Now the situation isn’t nearly as grim as it might sound. Nature re-uses related genes over and over again both between and within species, so any time a researcher studies a new gene in detail, that information doesn’t just inform our knowledge of one particular gene in one particular species. Like a candle in a dark room, the information created by the study of a single gene will illuminate, to a greater or lesser extent, nearby genes (genes that have similar sequences to the gene being studied directly.) So even for a gene that’s never been studied in maize, we can make guesses about its function based on any related genes that have benefited from detailed study (either other genes in maize, in other grasses like barley or rice, other plants like arabidopsis or snapdragon, or even in animals or bacteria). While no geneticist worth their pollenating apron wouldn’t need experimental data before being CERTAIN of a gene’s function, knowing something about the functions of related genes is an excellent starting point.

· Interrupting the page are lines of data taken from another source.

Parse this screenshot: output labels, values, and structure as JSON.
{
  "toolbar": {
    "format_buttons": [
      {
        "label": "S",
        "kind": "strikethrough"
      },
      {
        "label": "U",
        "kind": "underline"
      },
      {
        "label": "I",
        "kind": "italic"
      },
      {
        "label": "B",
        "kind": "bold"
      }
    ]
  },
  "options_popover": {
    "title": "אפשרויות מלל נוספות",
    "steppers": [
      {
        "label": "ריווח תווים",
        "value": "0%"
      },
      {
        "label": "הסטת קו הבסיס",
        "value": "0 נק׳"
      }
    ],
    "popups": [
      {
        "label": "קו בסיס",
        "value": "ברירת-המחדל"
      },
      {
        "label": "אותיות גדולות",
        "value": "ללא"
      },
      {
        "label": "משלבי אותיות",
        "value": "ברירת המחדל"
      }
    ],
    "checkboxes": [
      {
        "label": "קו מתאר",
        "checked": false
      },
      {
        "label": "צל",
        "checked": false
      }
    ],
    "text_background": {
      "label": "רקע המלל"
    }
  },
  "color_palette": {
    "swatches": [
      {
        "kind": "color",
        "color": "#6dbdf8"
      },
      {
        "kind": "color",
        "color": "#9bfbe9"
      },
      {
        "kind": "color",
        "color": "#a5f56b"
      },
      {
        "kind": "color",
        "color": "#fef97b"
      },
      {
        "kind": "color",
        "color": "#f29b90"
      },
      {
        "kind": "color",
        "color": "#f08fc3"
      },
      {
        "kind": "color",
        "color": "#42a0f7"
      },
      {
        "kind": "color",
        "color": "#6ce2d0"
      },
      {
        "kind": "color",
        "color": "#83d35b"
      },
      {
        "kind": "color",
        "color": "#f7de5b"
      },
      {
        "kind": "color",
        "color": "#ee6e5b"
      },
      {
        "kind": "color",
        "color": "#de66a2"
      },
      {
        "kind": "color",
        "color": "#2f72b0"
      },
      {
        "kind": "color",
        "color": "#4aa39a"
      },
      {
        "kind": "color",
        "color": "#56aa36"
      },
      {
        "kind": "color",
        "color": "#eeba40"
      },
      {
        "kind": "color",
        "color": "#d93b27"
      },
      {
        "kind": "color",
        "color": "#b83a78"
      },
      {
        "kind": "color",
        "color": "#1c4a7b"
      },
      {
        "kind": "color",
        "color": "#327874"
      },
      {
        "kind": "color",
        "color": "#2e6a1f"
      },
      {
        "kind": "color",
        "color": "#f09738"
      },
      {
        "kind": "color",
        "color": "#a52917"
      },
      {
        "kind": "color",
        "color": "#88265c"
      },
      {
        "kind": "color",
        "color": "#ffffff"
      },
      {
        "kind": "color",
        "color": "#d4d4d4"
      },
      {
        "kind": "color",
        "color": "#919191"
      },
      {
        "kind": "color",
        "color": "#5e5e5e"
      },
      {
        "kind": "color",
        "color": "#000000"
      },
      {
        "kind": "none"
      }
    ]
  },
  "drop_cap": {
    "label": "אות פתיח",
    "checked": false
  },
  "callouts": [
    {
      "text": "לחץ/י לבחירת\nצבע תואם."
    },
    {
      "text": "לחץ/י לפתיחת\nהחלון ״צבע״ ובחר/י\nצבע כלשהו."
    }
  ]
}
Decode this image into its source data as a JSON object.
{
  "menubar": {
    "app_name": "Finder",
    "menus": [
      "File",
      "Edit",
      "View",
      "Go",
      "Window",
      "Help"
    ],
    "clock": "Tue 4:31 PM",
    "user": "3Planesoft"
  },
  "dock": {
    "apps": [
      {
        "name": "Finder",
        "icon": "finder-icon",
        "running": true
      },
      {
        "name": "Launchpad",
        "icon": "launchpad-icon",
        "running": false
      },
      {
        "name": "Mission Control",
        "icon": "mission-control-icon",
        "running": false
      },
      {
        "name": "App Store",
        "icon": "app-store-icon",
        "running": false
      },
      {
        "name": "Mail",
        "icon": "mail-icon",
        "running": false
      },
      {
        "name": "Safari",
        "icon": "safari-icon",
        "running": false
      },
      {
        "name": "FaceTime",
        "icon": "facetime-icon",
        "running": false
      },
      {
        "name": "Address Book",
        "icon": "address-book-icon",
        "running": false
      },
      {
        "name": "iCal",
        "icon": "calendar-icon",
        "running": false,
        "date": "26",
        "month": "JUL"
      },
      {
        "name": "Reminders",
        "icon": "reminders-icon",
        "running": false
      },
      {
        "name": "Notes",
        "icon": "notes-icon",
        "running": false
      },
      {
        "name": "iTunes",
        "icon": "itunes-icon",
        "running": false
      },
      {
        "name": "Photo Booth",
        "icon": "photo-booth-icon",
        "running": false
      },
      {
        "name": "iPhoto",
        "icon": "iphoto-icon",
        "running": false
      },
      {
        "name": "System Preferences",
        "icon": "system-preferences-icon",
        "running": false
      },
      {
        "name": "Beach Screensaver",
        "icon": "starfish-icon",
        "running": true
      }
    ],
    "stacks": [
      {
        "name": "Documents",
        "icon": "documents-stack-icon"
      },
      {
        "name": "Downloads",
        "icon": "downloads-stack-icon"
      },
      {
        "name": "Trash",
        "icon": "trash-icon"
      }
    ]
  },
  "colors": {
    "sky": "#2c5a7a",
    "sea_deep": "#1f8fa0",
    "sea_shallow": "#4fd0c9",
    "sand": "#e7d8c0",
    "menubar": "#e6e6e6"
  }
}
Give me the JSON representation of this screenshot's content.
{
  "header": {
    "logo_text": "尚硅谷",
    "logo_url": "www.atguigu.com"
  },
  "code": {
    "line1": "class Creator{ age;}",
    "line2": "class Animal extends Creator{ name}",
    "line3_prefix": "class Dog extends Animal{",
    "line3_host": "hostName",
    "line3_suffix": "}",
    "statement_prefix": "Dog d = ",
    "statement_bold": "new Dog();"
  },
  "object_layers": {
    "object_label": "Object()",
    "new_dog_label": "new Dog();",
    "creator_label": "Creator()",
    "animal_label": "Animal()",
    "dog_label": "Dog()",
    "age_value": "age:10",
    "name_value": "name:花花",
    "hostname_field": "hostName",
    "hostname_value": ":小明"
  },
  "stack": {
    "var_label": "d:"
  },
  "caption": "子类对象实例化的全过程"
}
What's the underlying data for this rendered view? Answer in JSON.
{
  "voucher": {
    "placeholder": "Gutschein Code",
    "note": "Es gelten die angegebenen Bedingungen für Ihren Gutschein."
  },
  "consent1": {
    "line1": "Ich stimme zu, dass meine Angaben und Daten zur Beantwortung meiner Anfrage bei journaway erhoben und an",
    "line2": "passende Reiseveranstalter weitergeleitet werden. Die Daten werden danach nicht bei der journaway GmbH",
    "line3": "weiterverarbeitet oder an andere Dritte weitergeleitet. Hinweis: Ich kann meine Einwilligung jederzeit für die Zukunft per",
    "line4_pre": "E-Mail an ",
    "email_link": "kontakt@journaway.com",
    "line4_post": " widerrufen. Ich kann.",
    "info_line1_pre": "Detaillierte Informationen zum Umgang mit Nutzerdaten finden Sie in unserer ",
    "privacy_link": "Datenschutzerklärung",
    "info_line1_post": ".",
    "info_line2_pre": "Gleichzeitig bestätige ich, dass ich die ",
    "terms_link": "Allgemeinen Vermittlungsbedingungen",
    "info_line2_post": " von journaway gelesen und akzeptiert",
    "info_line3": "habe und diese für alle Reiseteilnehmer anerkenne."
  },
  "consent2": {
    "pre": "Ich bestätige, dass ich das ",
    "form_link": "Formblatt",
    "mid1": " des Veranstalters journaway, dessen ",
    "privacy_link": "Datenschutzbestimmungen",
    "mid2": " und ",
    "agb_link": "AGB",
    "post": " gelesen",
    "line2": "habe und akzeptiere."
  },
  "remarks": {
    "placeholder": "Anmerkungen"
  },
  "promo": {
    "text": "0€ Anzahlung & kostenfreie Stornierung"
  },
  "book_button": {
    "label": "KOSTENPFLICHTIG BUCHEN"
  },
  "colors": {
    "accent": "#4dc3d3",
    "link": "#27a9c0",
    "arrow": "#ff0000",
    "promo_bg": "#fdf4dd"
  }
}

I just finished some “free time” science looking at the classical genes of maize genetics (which displaced the time I normally spend writing for this site), so expect a couple more posts on related topics later this week.

*The good folks at maizesequence.org also produced a set of all the sequences they thought MIGHT be genes which, in addition to the filtered genes, includes ~70,000 more sequences that might or might not be genes. Many of these potential genes are computationally predicted, by programs that look at the underlying characteristics of the DNA sequence itself (how they work is outside my expertise and above my pay grade), but I can personally vouch for the fact that at least some of those “possible” maize genes are the real thing so the true number of genes contained within the maize genome is at least somewhat greater than the 32,690 reported with high confidence. This fact isn’t in any way a criticism of the people involved in sequencing and annotating the maize genome. The vast majority of the high confidence genes (called the filtered gene set) are real, and most of the other 70,000 genes (those included only in the working gene set (which also includes the genes from the filtered gene set)) are probably figments of a computer program’s imagination. Anywhere they chose to draw the line between the two groups was going to put some genes in the wrong category, and they did everything they could to minimize those miscategorizations.

**This doesn’t mean that the genes don’t have important jobs. You can imagine, for example, that genes involved in a plant’s ability to survive disease, water shortages, cold stress or heat stress all won’t create obvious problems for plants grown in the relatively pampered conditions we biologists try to provide for our research subjects when we aren’t actively studying what happens when we stress plants.